The deal is also seen as a way for China to draft the rules of trade in the region, after years of US retreat under President Donald Trump which have seen Washington pull out of a trade pact of its own, the Trans-Pacific Partnership (TPP).
Though US multinationals will be able to benefit from RCEP through subsidiaries within member countries, analysts said the deal may cause President-elect Joe Biden to rethink Washington’s engagement in the region.
This could see the US eye the potential benefits of joining the TPP’s successor deal, the Comprehensive and Progressive Agreement for Trans-Pacific Partnership (CPTPP), said Rajiv Biswas, APAC chief economist at IHS Markit.
“However, this is not expected to be an immediate priority issue… given the considerable negative response to the TPP negotiations from many segments of the US electorate due to concerns about US job losses to Asian countries,” he added.
What is the RCEP trade deal?
Backed by China, the sprawling Regional Comprehensive Economic Partnership (RCEP) is seen as a coup for Beijing in extending its influence across the region and marks its dominance in Asian trade.
After eight years of wrangling over the details, the trade pact — the world’s largest in terms of GDP, say analysts — will be signed on Sunday.
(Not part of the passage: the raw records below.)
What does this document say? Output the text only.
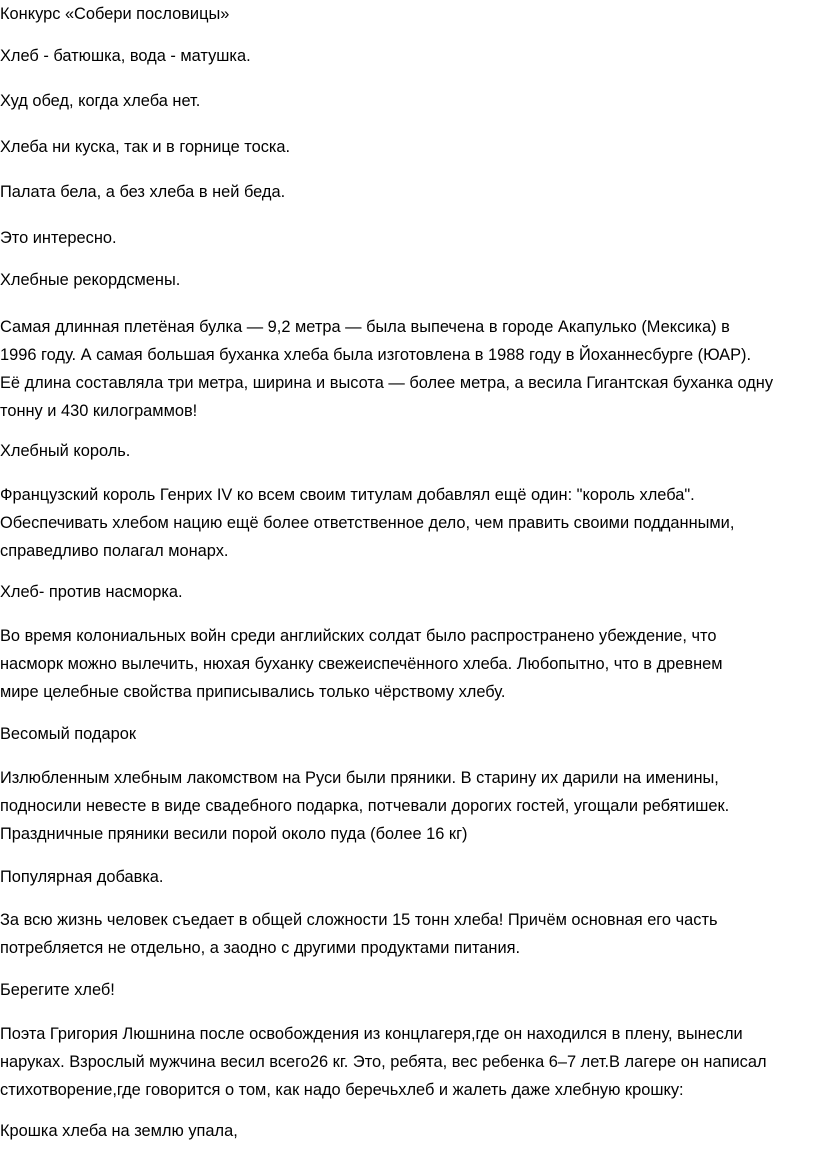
Конкурс «Собери пословицы»

Хлеб - батюшка, вода - матушка.

Худ обед, когда хлеба нет.

Хлеба ни куска, так и в горнице тоска.

Палата бела, а без хлеба в ней беда.

Это интересно.

Хлебные рекордсмены.

Самая длинная плетёная булка — 9,2 метра — была выпечена в городе Акапулько (Мексика) в
1996 году. А самая большая буханка хлеба была изготовлена в 1988 году в Йоханнесбурге (ЮАР).
Её длина составляла три метра, ширина и высота — более метра, а весила Гигантская буханка одну
тонну и 430 килограммов!

Хлебный король.

Французский король Генрих IV ко всем своим титулам добавлял ещё один: "король хлеба".
Обеспечивать хлебом нацию ещё более ответственное дело, чем править своими подданными,
справедливо полагал монарх.

Хлеб- против насморка.

Во время колониальных войн среди английских солдат было распространено убеждение, что
насморк можно вылечить, нюхая буханку свежеиспечённого хлеба. Любопытно, что в древнем
мире целебные свойства приписывались только чёрствому хлебу.

Весомый подарок

Излюбленным хлебным лакомством на Руси были пряники. В старину их дарили на именины,
подносили невесте в виде свадебного подарка, потчевали дорогих гостей, угощали ребятишек.
Праздничные пряники весили порой около пуда (более 16 кг)

Популярная добавка.

За всю жизнь человек съедает в общей сложности 15 тонн хлеба! Причём основная его часть
потребляется не отдельно, а заодно с другими продуктами питания.

Берегите хлеб!

Поэта Григория Люшнина после освобождения из концлагеря,где он находился в плену, вынесли
наруках. Взрослый мужчина весил всего26 кг. Это, ребята, вес ребенка 6–7 лет.В лагере он написал
стихотворение,где говорится о том, как надо беречьхлеб и жалеть даже хлебную крошку:

Крошка хлеба на землю упала,
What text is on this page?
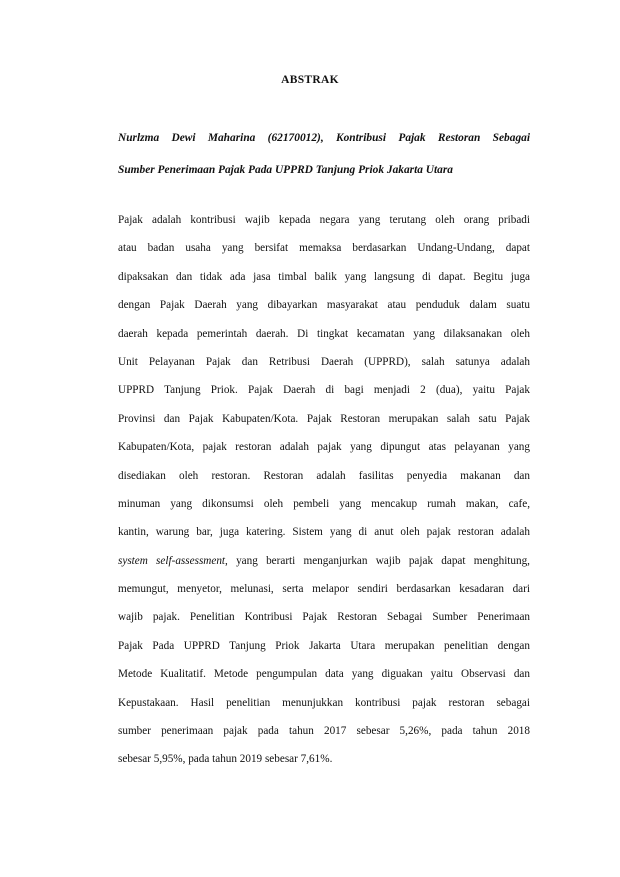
ABSTRAK
Nurlzma Dewi Maharina (62170012), Kontribusi Pajak Restoran Sebagai
Sumber Penerimaan Pajak Pada UPPRD Tanjung Priok Jakarta Utara
Pajak adalah kontribusi wajib kepada negara yang terutang oleh orang pribadi
atau badan usaha yang bersifat memaksa berdasarkan Undang-Undang, dapat
dipaksakan dan tidak ada jasa timbal balik yang langsung di dapat. Begitu juga
dengan Pajak Daerah yang dibayarkan masyarakat atau penduduk dalam suatu
daerah kepada pemerintah daerah. Di tingkat kecamatan yang dilaksanakan oleh
Unit Pelayanan Pajak dan Retribusi Daerah (UPPRD), salah satunya adalah
UPPRD Tanjung Priok. Pajak Daerah di bagi menjadi 2 (dua), yaitu Pajak
Provinsi dan Pajak Kabupaten/Kota. Pajak Restoran merupakan salah satu Pajak
Kabupaten/Kota, pajak restoran adalah pajak yang dipungut atas pelayanan yang
disediakan oleh restoran. Restoran adalah fasilitas penyedia makanan dan
minuman yang dikonsumsi oleh pembeli yang mencakup rumah makan, cafe,
kantin, warung bar, juga katering. Sistem yang di anut oleh pajak restoran adalah
system self-assessment, yang berarti menganjurkan wajib pajak dapat menghitung,
memungut, menyetor, melunasi, serta melapor sendiri berdasarkan kesadaran dari
wajib pajak. Penelitian Kontribusi Pajak Restoran Sebagai Sumber Penerimaan
Pajak Pada UPPRD Tanjung Priok Jakarta Utara merupakan penelitian dengan
Metode Kualitatif. Metode pengumpulan data yang diguakan yaitu Observasi dan
Kepustakaan. Hasil penelitian menunjukkan kontribusi pajak restoran sebagai
sumber penerimaan pajak pada tahun 2017 sebesar 5,26%, pada tahun 2018
sebesar 5,95%, pada tahun 2019 sebesar 7,61%.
Launched in 2012, RCEP is a trade pact between the 10-member ASEAN bloc, along with China, Japan, South Korea, Australia and New Zealand. India had been due to sign but pulled out last year.
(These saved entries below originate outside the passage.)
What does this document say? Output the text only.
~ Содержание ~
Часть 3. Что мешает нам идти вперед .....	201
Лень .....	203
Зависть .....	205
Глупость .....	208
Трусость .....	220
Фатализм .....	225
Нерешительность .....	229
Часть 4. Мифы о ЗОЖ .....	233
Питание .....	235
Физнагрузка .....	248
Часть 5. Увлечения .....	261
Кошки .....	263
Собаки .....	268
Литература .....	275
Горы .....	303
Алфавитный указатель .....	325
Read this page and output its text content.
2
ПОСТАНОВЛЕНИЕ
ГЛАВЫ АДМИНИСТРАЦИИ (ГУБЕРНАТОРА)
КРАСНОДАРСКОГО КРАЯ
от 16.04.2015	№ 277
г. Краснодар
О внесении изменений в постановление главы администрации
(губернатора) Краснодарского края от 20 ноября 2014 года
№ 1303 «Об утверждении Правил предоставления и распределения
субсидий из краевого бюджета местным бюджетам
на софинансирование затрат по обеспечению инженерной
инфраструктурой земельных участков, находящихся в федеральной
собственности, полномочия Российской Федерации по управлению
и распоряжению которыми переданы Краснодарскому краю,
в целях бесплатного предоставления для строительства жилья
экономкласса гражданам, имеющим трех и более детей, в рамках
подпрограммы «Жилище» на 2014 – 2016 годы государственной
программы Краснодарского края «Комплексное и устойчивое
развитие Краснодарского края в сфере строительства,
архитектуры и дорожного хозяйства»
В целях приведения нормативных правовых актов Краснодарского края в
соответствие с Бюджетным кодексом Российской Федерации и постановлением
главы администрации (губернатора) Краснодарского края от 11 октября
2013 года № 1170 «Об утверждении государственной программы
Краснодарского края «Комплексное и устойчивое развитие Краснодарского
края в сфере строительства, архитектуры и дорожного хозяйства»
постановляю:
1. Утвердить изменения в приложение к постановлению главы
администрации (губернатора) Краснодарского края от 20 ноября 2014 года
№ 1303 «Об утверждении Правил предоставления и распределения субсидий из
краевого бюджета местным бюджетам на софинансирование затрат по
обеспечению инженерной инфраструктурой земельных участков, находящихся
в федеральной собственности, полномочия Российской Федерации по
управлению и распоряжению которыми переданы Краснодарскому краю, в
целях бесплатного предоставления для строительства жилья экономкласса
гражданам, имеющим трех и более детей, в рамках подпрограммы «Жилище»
The deal includes 2.1 billion people, with RCEP’s members accounting for around 30 per cent of global GDP.
Its aim is to lower tariffs, open up trade in services and promote investment to help emerging economies catch up with the rest of the world.
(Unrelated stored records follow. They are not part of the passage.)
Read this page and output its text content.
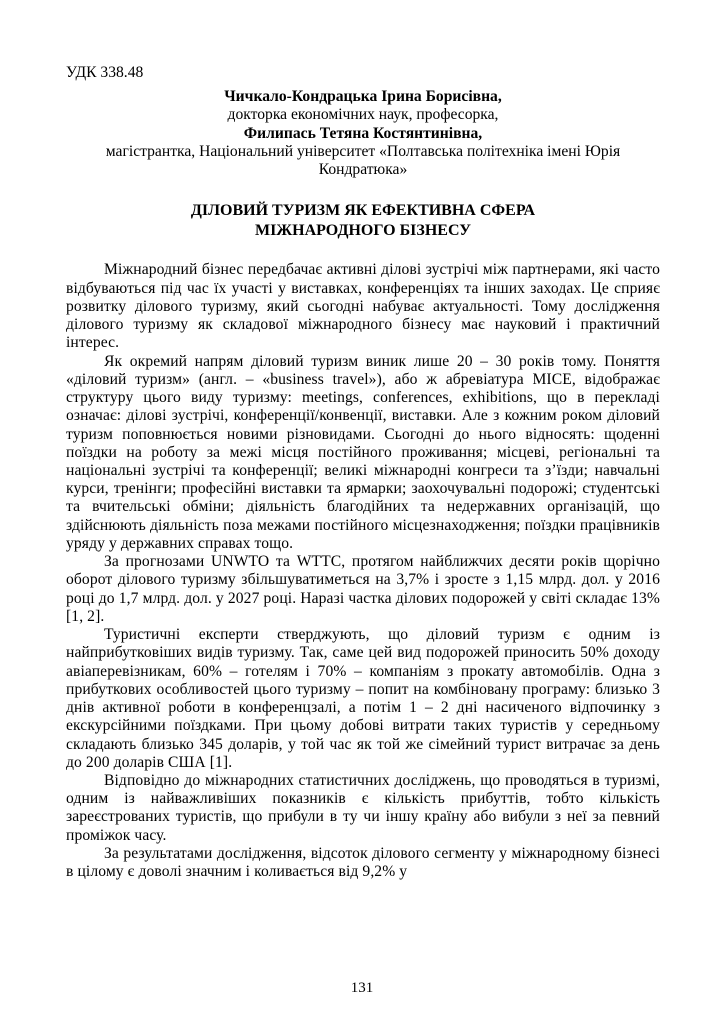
УДК 338.48
Чичкало-Кондрацька Ірина Борисівна,
докторка економічних наук, професорка,
Филипась Тетяна Костянтинівна,
магістрантка, Національний університет «Полтавська політехніка імені Юрія Кондратюка»
ДІЛОВИЙ ТУРИЗМ ЯК ЕФЕКТИВНА СФЕРА МІЖНАРОДНОГО БІЗНЕСУ

Міжнародний бізнес передбачає активні ділові зустрічі між партнерами, які часто відбуваються під час їх участі у виставках, конференціях та інших заходах. Це сприяє розвитку ділового туризму, який сьогодні набуває актуальності. Тому дослідження ділового туризму як складової міжнародного бізнесу має науковий і практичний інтерес.

Як окремий напрям діловий туризм виник лише 20 – 30 років тому. Поняття «діловий туризм» (англ. – «business travel»), або ж абревіатура MICE, відображає структуру цього виду туризму: meetings, conferences, exhibitions, що в перекладі означає: ділові зустрічі, конференції/конвенції, виставки. Але з кожним роком діловий туризм поповнюється новими різновидами. Сьогодні до нього відносять: щоденні поїздки на роботу за межі місця постійного проживання; місцеві, регіональні та національні зустрічі та конференції; великі міжнародні конгреси та з’їзди; навчальні курси, тренінги; професійні виставки та ярмарки; заохочувальні подорожі; студентські та вчительські обміни; діяльність благодійних та недержавних організацій, що здійснюють діяльність поза межами постійного місцезнаходження; поїздки працівників уряду у державних справах тощо.

За прогнозами UNWTO та WTTC, протягом найближчих десяти років щорічно оборот ділового туризму збільшуватиметься на 3,7% і зросте з 1,15 млрд. дол. у 2016 році до 1,7 млрд. дол. у 2027 році. Наразі частка ділових подорожей у світі складає 13% [1, 2].

Туристичні експерти стверджують, що діловий туризм є одним із найприбутковіших видів туризму. Так, саме цей вид подорожей приносить 50% доходу авіаперевізникам, 60% – готелям і 70% – компаніям з прокату автомобілів. Одна з прибуткових особливостей цього туризму – попит на комбіновану програму: близько 3 днів активної роботи в конференцзалі, а потім 1 – 2 дні насиченого відпочинку з екскурсійними поїздками. При цьому добові витрати таких туристів у середньому складають близько 345 доларів, у той час як той же сімейний турист витрачає за день до 200 доларів США [1].

Відповідно до міжнародних статистичних досліджень, що проводяться в туризмі, одним із найважливіших показників є кількість прибуттів, тобто кількість зареєстрованих туристів, що прибули в ту чи іншу країну або вибули з неї за певний проміжок часу.

За результатами дослідження, відсоток ділового сегменту у міжнародному бізнесі в цілому є доволі значним і коливається від 9,2% у

131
Specifically, RCEP is expected to help reduce costs and time for companies by allowing them to export a product anywhere within the bloc without meeting separate requirements for each country.
It also touches on intellectual property, but will not cover environmental protections and labour rights.
“A key priority area for further RCEP negotiations is likely to be e-commerce,” said Rajiv Biswas, Asia Pacific chief economist at global business consultancy IHS Markit, after nations struggled to fully agree on some of the provisions on digital trade.
It is unclear when the pact will be ratified but it could come into force next year.
It mainly matters because it sets new trade rules for the region — and has China’s backing but does not include the United States.
Observers say it solidifies China’s broader geopolitical ambitions in the region, where it has faced little competition from the US since President Donald Trump pulled out of a trade pact of its own.
That deal, called the Trans-Pacific Partnership (TPP), was on track to be the world’s biggest trade pact, until Washington pulled the plug, saying it funnelled off US jobs.
However, observers say the RCEP is not as extensive as the TPP, or the Comprehensive and Progressive Agreement for Trans-Pacific Partnership (CPTPP), as its successor is known.
It “is not a fully completed, fully rationalised agreement,” said Alexander Capri, a trade expert at the National University of Singapore Business School.
“The problem with RCEP is that you have 15 incredibly diverse countries at different stages of development and with completely internal priorities,” he added.
India withdrew last year over concerns about cheap Chinese goods entering the country, though it can join at a later date if it chooses.
It raised alarm about market access issues, fearing its domestic producers could be hard hit if the country was flooded with cheap Chinese goods.
Textiles, dairy, and agriculture were flagged as three vulnerable industries.
Prime Minister Narendra Modi faced mounting pressures at home to take a tougher stance on the terms, and proved unbending as the RCEP negotiations came to a close.
It is likely that a new US administration under President-elect Joe Biden will focus more on Southeast Asia, analysts say, although it remains unclear whether he would want to rejoin the CPTPP.
The topic remains a politically sensitive issue in the US.
“The administration will be looking at this very closely,” said Capri.